Abdollah Village - Around Yazd

Sights to See

  • Atashkadeh
    The most important Zoroastrian fire temple Atashkadeh (located on a hill in a small garden). The sacred flame behind a glass visible from the small museum inside has, according to the Zoroastrian elder in attendance here, been burning since about 470 AD and was transferred from its original site in 1940.


  • City Walls
    These walls were begun, it is said, in 1119 and rebuilt and extended during the 14th century. In places, they were 15 meters high, being nicely decorated with ornamental devises such as those employed on unglazed pottery.


  • Bazaar
    The 12 historic bazaars of Yazd are worth a visit. The most important bazaar here are: bazaar-e Khan; Goldsmiths Bazaar; and Panjeh Ali Bazaar. The many bazaars here are probably the best places in Iran to buy silk fabric, cashmere, brocades and cloth (taffeta and yazdi shawl) all with beautiful local designs, motifs, and colors, the products which brought the town its prosperity.


  • Amir Chakhmaq mosque
    Fourteenth-century AD masjid-e Amir Chakhmaq or masjid-e Jom’eh’ (an exact contemporary of the masjid-e Jam’e) next to the bazaar portal, Famous for its superb portal ornamented with stucco, and the traditional four-ivan structure on an originally, it was called masjid-e Now (New Mosque).



  • Jam’e Mosque
    Masjid-e Jam’e, also known as the Friday Mosque, like to many important mosques, was the focus of a complex of buildings of various periods and styles in various states of conservation. The site of Sassanian fire temple, its major features, however, were begun in 1324 and continuously developed for forty years.



  • Twelve Imams Shrine
    The splendid early 12th century Shrine of the twelve Imam (maghbare-ye davazdah Imam), properly described as a funerary mosque.

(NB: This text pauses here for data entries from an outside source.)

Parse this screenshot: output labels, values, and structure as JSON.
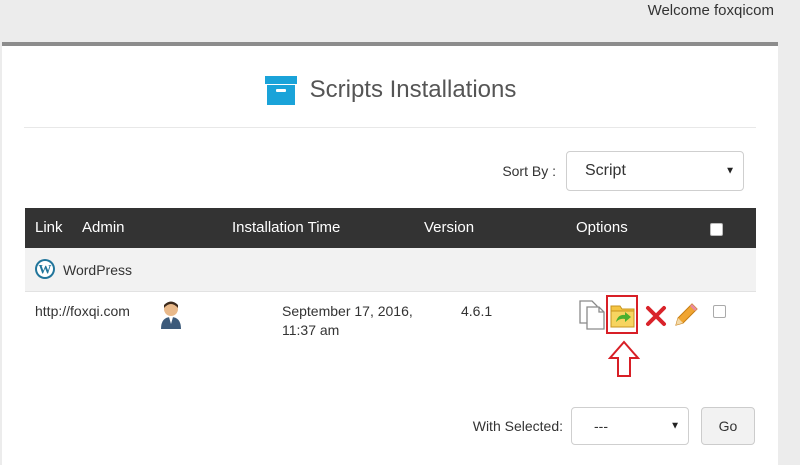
{
  "header": {
    "welcome": "Welcome foxqicom"
  },
  "page": {
    "title": "Scripts Installations",
    "title_icon": "archive-box-icon"
  },
  "sort": {
    "label": "Sort By :",
    "value": "Script"
  },
  "table": {
    "columns": {
      "link": "Link",
      "admin": "Admin",
      "installation_time": "Installation Time",
      "version": "Version",
      "options": "Options"
    },
    "group": {
      "name": "WordPress",
      "icon": "wordpress-icon"
    },
    "rows": [
      {
        "link": "http://foxqi.com",
        "admin_icon": "admin-user-icon",
        "installation_time_line1": "September 17, 2016,",
        "installation_time_line2": "11:37 am",
        "version": "4.6.1",
        "options": [
          "clone-icon",
          "backup-icon",
          "remove-icon",
          "edit-icon"
        ],
        "checked": false
      }
    ]
  },
  "bulk": {
    "label": "With Selected:",
    "value": "---",
    "go_label": "Go"
  },
  "colors": {
    "header_bg": "#333333",
    "accent_blue": "#1aa3d9",
    "highlight_red": "#d81f26"
  }
}
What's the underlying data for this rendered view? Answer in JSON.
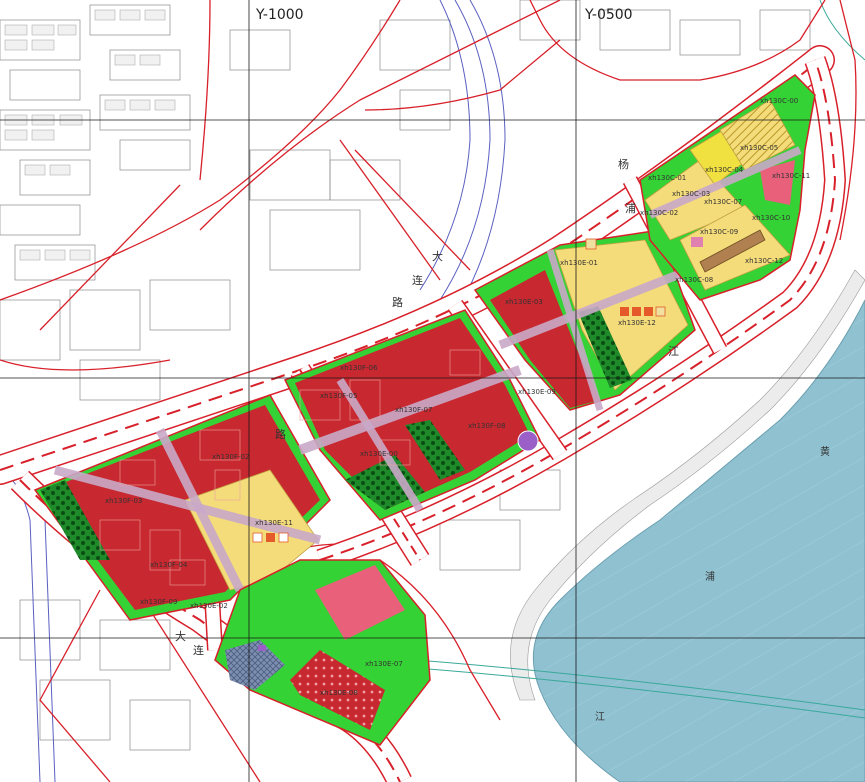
{
  "grid_labels": {
    "left": "Y-1000",
    "right": "Y-0500"
  },
  "parcel_labels": [
    "xh130C-00",
    "xh130C-05",
    "xh130C-04",
    "xh130C-01",
    "xh130C-11",
    "xh130C-03",
    "xh130C-02",
    "xh130C-07",
    "xh130C-10",
    "xh130C-09",
    "xh130C-12",
    "xh130C-08",
    "xh130E-12",
    "xh130E-03",
    "xh130E-01",
    "xh130E-09",
    "xh130F-06",
    "xh130F-07",
    "xh130F-05",
    "xh130F-08",
    "xh130E-00",
    "xh130E-11",
    "xh130F-03",
    "xh130F-02",
    "xh130F-04",
    "xh130E-02",
    "xh130F-09",
    "xh130E-07",
    "xh130E-08"
  ],
  "road_chars": [
    "大",
    "连",
    "路",
    "大",
    "连",
    "路",
    "杨",
    "浦",
    "江"
  ],
  "water_chars": [
    "黄",
    "浦",
    "江"
  ],
  "colors": {
    "commercial": "#c8282f",
    "residential": "#f5dc7a",
    "mixed": "#e8607a",
    "green": "#35d235",
    "water": "#8fc1d1",
    "road_red": "#d8202a"
  }
}
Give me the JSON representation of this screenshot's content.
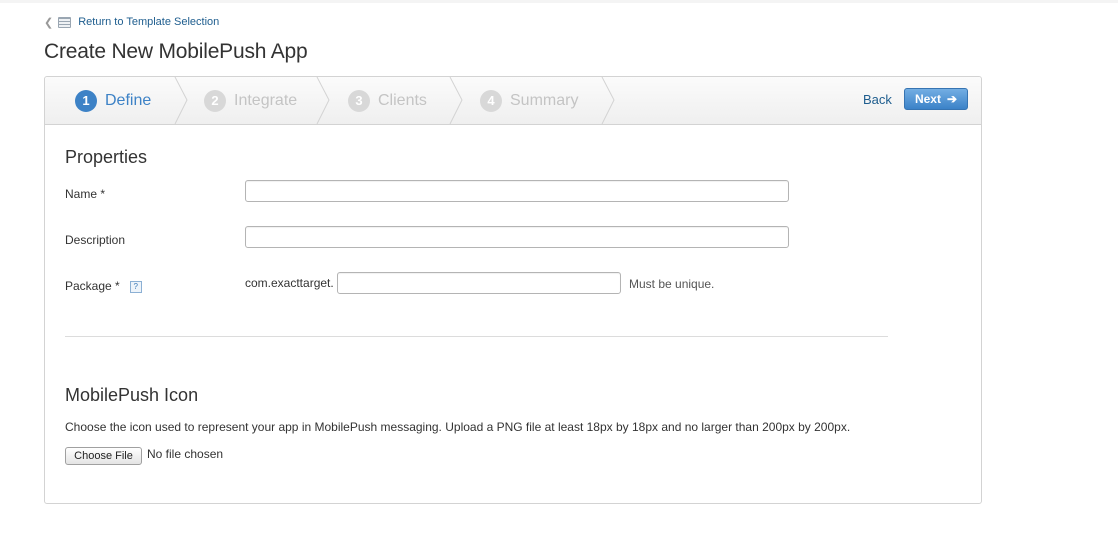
{
  "back_link": {
    "label": "Return to Template Selection"
  },
  "page_title": "Create New MobilePush App",
  "wizard": {
    "steps": [
      {
        "number": "1",
        "label": "Define",
        "state": "active"
      },
      {
        "number": "2",
        "label": "Integrate",
        "state": "inactive"
      },
      {
        "number": "3",
        "label": "Clients",
        "state": "inactive"
      },
      {
        "number": "4",
        "label": "Summary",
        "state": "inactive"
      }
    ],
    "back_label": "Back",
    "next_label": "Next",
    "accent_color": "#3d82c6"
  },
  "properties": {
    "title": "Properties",
    "name": {
      "label": "Name *",
      "value": ""
    },
    "description": {
      "label": "Description",
      "value": ""
    },
    "package": {
      "label": "Package *",
      "help": "?",
      "prefix": "com.exacttarget.",
      "value": "",
      "note": "Must be unique."
    }
  },
  "icon_section": {
    "title": "MobilePush Icon",
    "description": "Choose the icon used to represent your app in MobilePush messaging. Upload a PNG file at least 18px by 18px and no larger than 200px by 200px.",
    "choose_file_label": "Choose File",
    "file_status": "No file chosen"
  }
}
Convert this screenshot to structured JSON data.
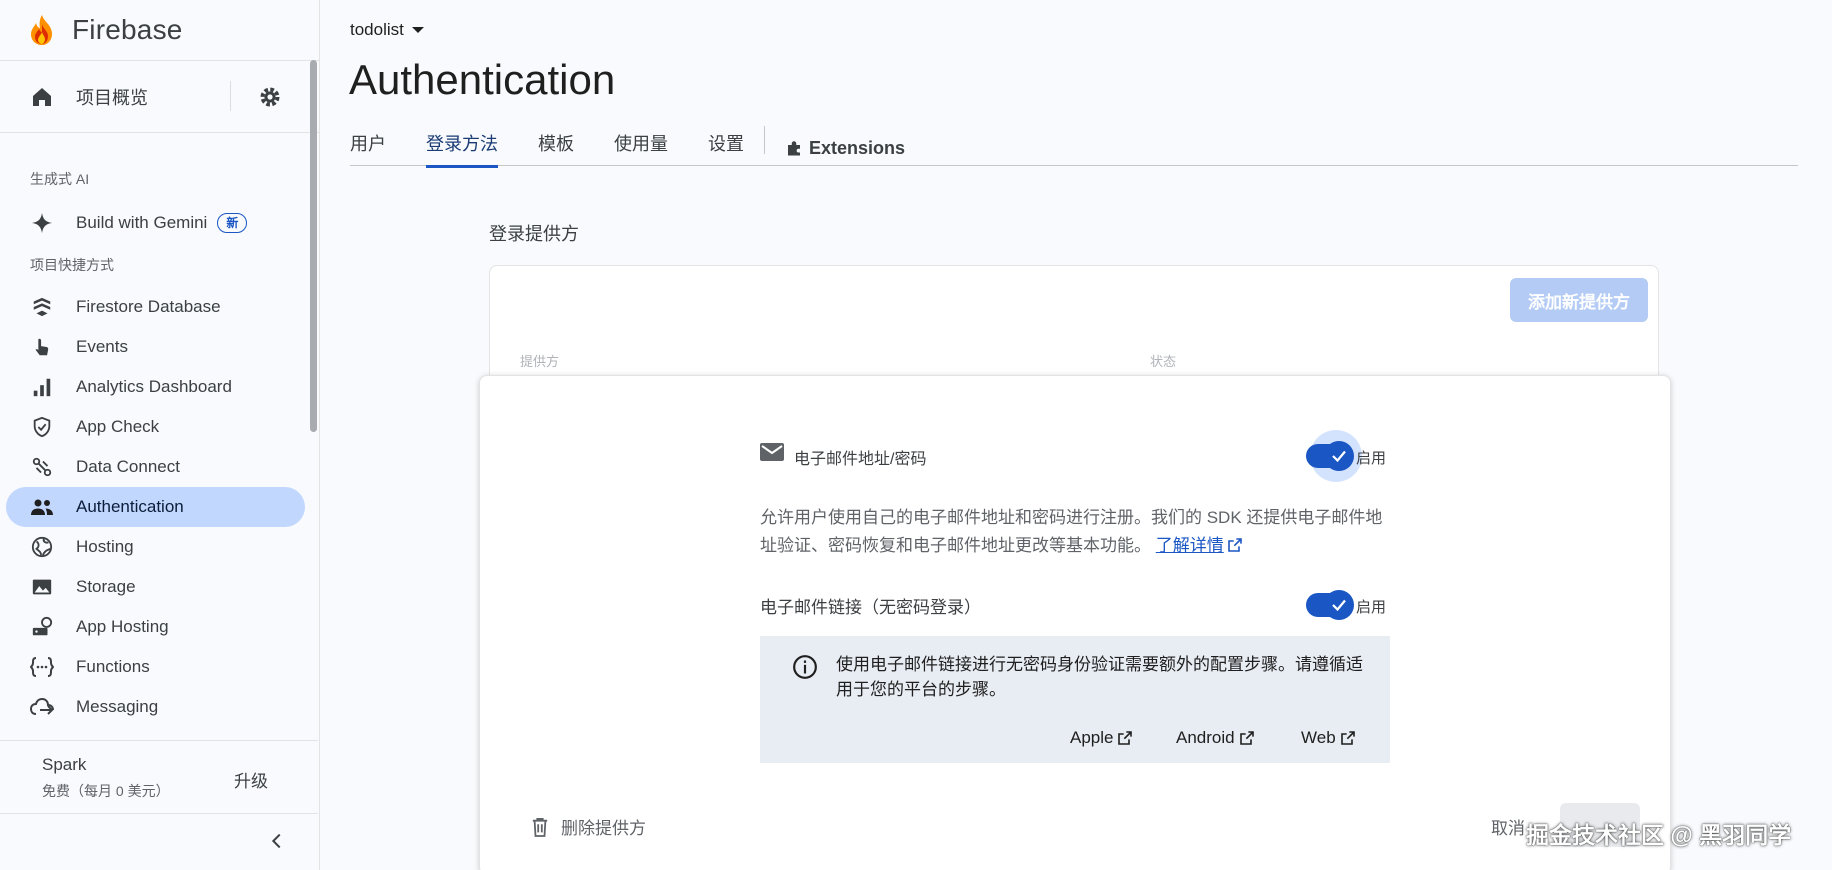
{
  "brand": {
    "name": "Firebase"
  },
  "sidebar": {
    "overview_label": "项目概览",
    "section_ai": "生成式 AI",
    "gemini": {
      "label": "Build with Gemini",
      "badge": "新"
    },
    "section_shortcuts": "项目快捷方式",
    "items": [
      {
        "label": "Firestore Database",
        "icon": "firestore-icon"
      },
      {
        "label": "Events",
        "icon": "touch-icon"
      },
      {
        "label": "Analytics Dashboard",
        "icon": "bar-chart-icon"
      },
      {
        "label": "App Check",
        "icon": "shield-check-icon"
      },
      {
        "label": "Data Connect",
        "icon": "data-connect-icon"
      },
      {
        "label": "Authentication",
        "icon": "people-icon",
        "active": true
      },
      {
        "label": "Hosting",
        "icon": "globe-icon"
      },
      {
        "label": "Storage",
        "icon": "image-icon"
      },
      {
        "label": "App Hosting",
        "icon": "app-hosting-icon"
      },
      {
        "label": "Functions",
        "icon": "functions-icon"
      },
      {
        "label": "Messaging",
        "icon": "cloud-send-icon"
      }
    ],
    "plan": {
      "name": "Spark",
      "desc": "免费（每月 0 美元）",
      "upgrade": "升级"
    }
  },
  "header": {
    "project": "todolist",
    "title": "Authentication",
    "tabs": [
      {
        "label": "用户"
      },
      {
        "label": "登录方法",
        "active": true
      },
      {
        "label": "模板"
      },
      {
        "label": "使用量"
      },
      {
        "label": "设置"
      }
    ],
    "extensions_label": "Extensions"
  },
  "providers": {
    "heading": "登录提供方",
    "add_button": "添加新提供方",
    "col_provider": "提供方",
    "col_status": "状态"
  },
  "panel": {
    "email_title": "电子邮件地址/密码",
    "enabled_label": "启用",
    "description": "允许用户使用自己的电子邮件地址和密码进行注册。我们的 SDK 还提供电子邮件地址验证、密码恢复和电子邮件地址更改等基本功能。",
    "learn_more": "了解详情",
    "link_title": "电子邮件链接（无密码登录）",
    "link_enabled_label": "启用",
    "info_text": "使用电子邮件链接进行无密码身份验证需要额外的配置步骤。请遵循适用于您的平台的步骤。",
    "platforms": [
      "Apple",
      "Android",
      "Web"
    ],
    "delete_label": "删除提供方",
    "cancel_label": "取消"
  },
  "watermark": "掘金技术社区 @ 黑羽同学",
  "colors": {
    "accent": "#1a56c4",
    "active_nav_bg": "#c2d7fe",
    "info_bg": "#e8ecf3"
  }
}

  • Mausoleum of Seyed Rokn od-Din
    This Boqeh (mausoleum) belongs to the 14th century AD and consists of a portal, a fine cupola covered with enameled tiles, and an inscription in Kuffic calligraphy.


  • Treasure of mirrors and lighting Museum
    The Mirror-Palace Archaeological complex, whit a built-up area of 837 square meters, stands in a beautiful garden and was previously used as the private guest house of a local well-to-do owner.



  • Bagh-e Dowlat Historic complex
    This is a complex built according to the original Iranian architectural style and consists of a large garden and some buildings. Being watered by qanat, until residence of the provincial governor.
    The most impressive part of the complex is a 33-meter high bad-gir (wind tower) on the roof and water stream in the interior.



  • Towers of silence
    These are tree impressive buildings remaining from several other similar structures on hilltops outside and in the immediate vicinity of the town (about 15 km to the south-west) where the bodies of the dead Zoroastrians would be brought to the foot of the tower so that a ritual ceremony could be held in presence of the relatives and friends of the deceased.


  • Chak Chak
    This important Zoroastrian fire-temple is on a hill 52km to the northeast of Yazd. It attracts thousands of pilgrims for an annual festival which lasts for ten days from the beginning of the third month after Now Ruz.